Dietary fibre comprises a mixture of complex NSP (e.g. hemicellulose and cellulose), lignin, resistant starch, oligosaccharides and resistant maltodextrins that differ among foods⁽ Reference Jones ^{34 )}. The relative amounts of SCFA produced by fermentation are influenced by the type of dietary fibre being fermented⁽ Reference Henningsson, Björck and Nyman ^{5 ,} Reference Cummings and Macfarlane ^{12 ,} Reference Macfarlane and Macfarlane ^{35 )}, and it is not appropriate to extrapolate the results of the present study to other fibre sources. However, using the approach described in the present study, it is possible to predict the production and absorption of SCFA in the hindgut of pigs after consumption of fibre sources other than kiwifruit and such studies are warranted.
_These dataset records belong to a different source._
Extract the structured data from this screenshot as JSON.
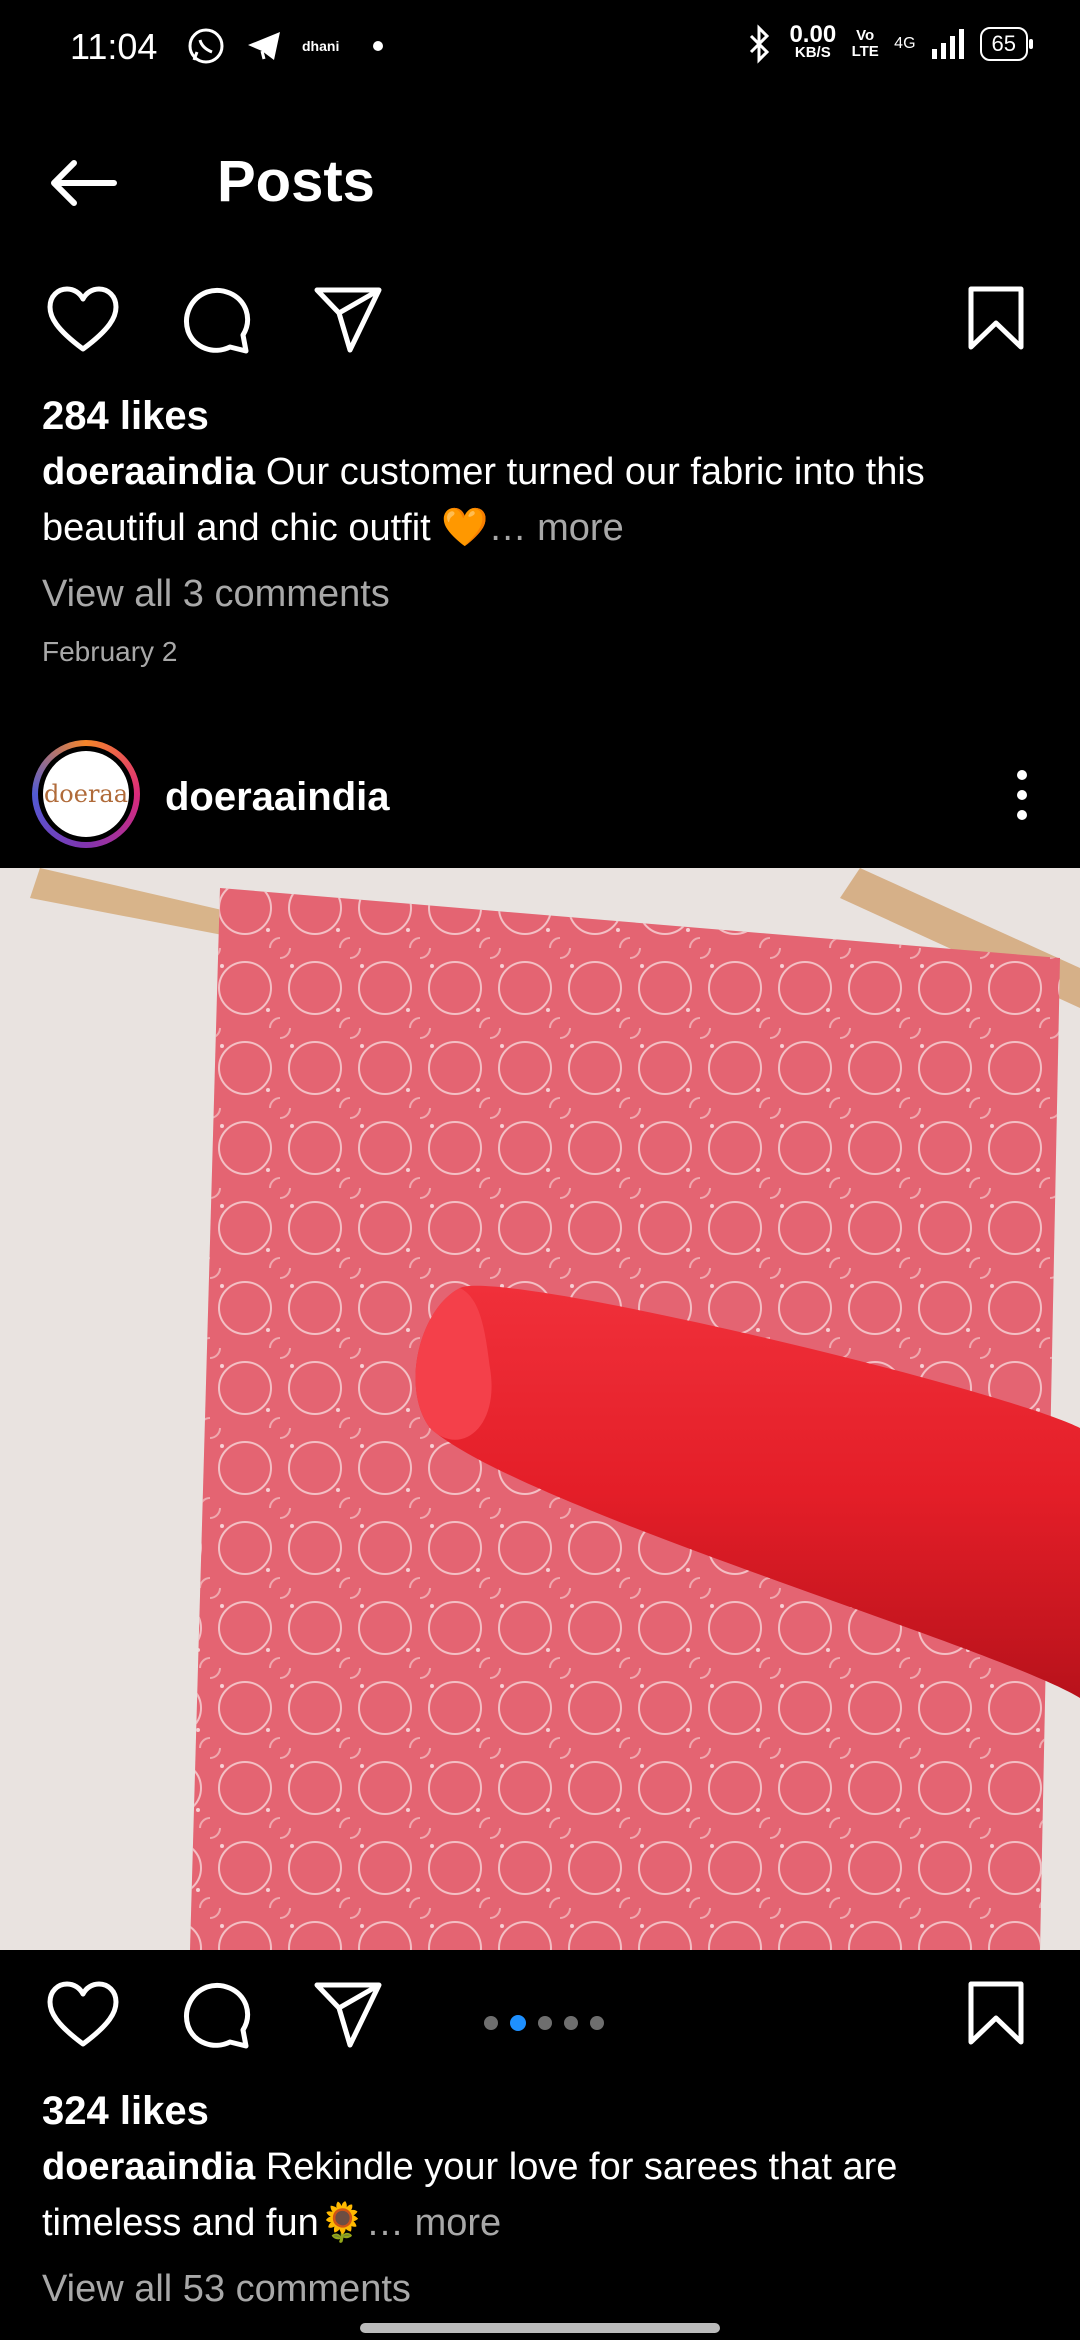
{
  "status_bar": {
    "time": "11:04",
    "app_label": "dhani",
    "net_speed": "0.00",
    "net_unit": "KB/S",
    "volte": "Vo LTE",
    "network": "4G",
    "battery": "65"
  },
  "header": {
    "title": "Posts"
  },
  "post1": {
    "likes": "284 likes",
    "username": "doeraaindia",
    "caption": "Our customer turned our fabric into this beautiful and chic outfit 🧡",
    "more": "… more",
    "comments": "View all 3 comments",
    "date": "February 2"
  },
  "post2": {
    "username": "doeraaindia",
    "avatar_text": "doeraa",
    "carousel_count": 5,
    "carousel_active": 2,
    "likes": "324 likes",
    "caption": "Rekindle your love for sarees that are timeless and fun🌻",
    "more": "… more",
    "comments": "View all 53 comments"
  },
  "colors": {
    "accent": "#1e90ff",
    "fabric_pink": "#e25766",
    "fabric_red": "#e8202b"
  }
}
This approach can also be applied to humans by collecting ileal digesta from the growing pig (an accepted animal model for upper gut digestion in humans), which can be fermented in vitro with a human faecal inoculum⁽ Reference Coles, Moughan and Awati ^{20 ,} Reference Coles, Moughan and Awati ^{21 )}. The combined in vivo–in vitro methodology can also be extended to other species of animals (e.g. poultry).
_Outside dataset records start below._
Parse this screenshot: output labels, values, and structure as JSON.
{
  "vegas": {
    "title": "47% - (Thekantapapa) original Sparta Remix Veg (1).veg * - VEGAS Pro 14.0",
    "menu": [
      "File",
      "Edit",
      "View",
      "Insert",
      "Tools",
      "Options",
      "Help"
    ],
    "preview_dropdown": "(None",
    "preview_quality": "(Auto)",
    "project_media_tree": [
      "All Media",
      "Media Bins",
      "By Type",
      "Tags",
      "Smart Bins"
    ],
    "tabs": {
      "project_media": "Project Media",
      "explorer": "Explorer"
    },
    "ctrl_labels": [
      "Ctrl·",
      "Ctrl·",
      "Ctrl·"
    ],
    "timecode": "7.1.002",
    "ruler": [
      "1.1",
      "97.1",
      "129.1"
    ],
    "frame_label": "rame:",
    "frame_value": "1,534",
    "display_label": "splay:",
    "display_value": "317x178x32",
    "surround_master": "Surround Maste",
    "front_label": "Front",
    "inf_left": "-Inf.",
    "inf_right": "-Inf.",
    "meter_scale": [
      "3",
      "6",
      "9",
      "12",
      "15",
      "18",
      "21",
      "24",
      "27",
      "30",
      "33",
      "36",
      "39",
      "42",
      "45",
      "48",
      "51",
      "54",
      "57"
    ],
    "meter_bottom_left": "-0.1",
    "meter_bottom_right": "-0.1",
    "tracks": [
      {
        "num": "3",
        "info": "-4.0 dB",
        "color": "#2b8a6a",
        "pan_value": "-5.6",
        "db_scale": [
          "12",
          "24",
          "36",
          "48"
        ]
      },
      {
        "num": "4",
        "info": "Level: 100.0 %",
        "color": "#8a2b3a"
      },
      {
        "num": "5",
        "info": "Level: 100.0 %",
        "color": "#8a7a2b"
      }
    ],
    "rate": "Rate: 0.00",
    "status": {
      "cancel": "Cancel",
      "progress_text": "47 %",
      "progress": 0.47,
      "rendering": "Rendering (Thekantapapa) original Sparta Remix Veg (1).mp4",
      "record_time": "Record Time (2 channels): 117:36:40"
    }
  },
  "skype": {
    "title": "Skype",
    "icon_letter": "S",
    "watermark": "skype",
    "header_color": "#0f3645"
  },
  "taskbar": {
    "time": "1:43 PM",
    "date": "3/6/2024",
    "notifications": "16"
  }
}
The predicted extent of SCFA absorption in the hindgut, based on the amounts of SCFA entering the hindgut (estimated from the SCFA in the ileal digesta) and the SCFA produced in the hindgut, was high (mean absorption across all SCFA and dietary treatments was 99·8 %) as has been reported previously (95–99 %)⁽ Reference Roy, Kien and Bouthillier ^{7 ,} Reference Topping and Clifton ^{13 )}. Based on the SCFA content of the ileal digesta, it would appear that as much as 3 % of the SCFA absorbed from the hindgut was derived from fermentation in the small intestine. Given that it is likely that a high proportion of the SCFA produced in the small intestine was also absorbed in the small intestine, it would appear that microbial fermentation in the small intestine may be more quantitatively significant than is often recognised. Indeed, a recent study has shown that the corrected upper gut fermentation of the soluble fraction of kiwifruit fibre was 80 %⁽ Reference Montoya, Rutherfurd and Moughan ^{27 )}.

Predicted total tract digestibility and hindgut fermentability

When the fibre-containing diets were compared, both the predicted and determined hindgut fermentabilities of OM showed the same trend in results (i.e. no difference in hindgut fermentability between the two fibre-containing diets). Similarly, both the predicted and determined values for total tract digestibility of OM led to the same conclusions (i.e. the diet containing the lowest fibre concentration had higher total tract digestibility). In addition, and in general, the predicted and determined total tract digestibilities of OM were very similar quantitatively, supporting the combined in vivo–in vitro approach⁽ Reference Coles, Moughan and Awati ^{21 )}. Although in the present study the combined in vivo–in vitro method was used to predict the total tract digestibility of OM, this technique can also be used to predict the digestibility of other compounds (e.g. NSP)⁽ Reference Anguita, Canibe and Perez ^{18 ,} Reference Christensen, Bach Knudsen and Wolstrup ^{22 )}.

In conclusion, the combined in vivo–in vitro methodology is a useful approach for predicting the production and absorption of SCFA in the hindgut. The ileal and faecal concentrations of SCFA per se do not reflect the SCFA production and absorption in the hindgut and may lead to misleading conclusions. Considerable quantities of SCFA are produced and absorbed in the hindgut when pigs are fed diets enriched with kiwifruit.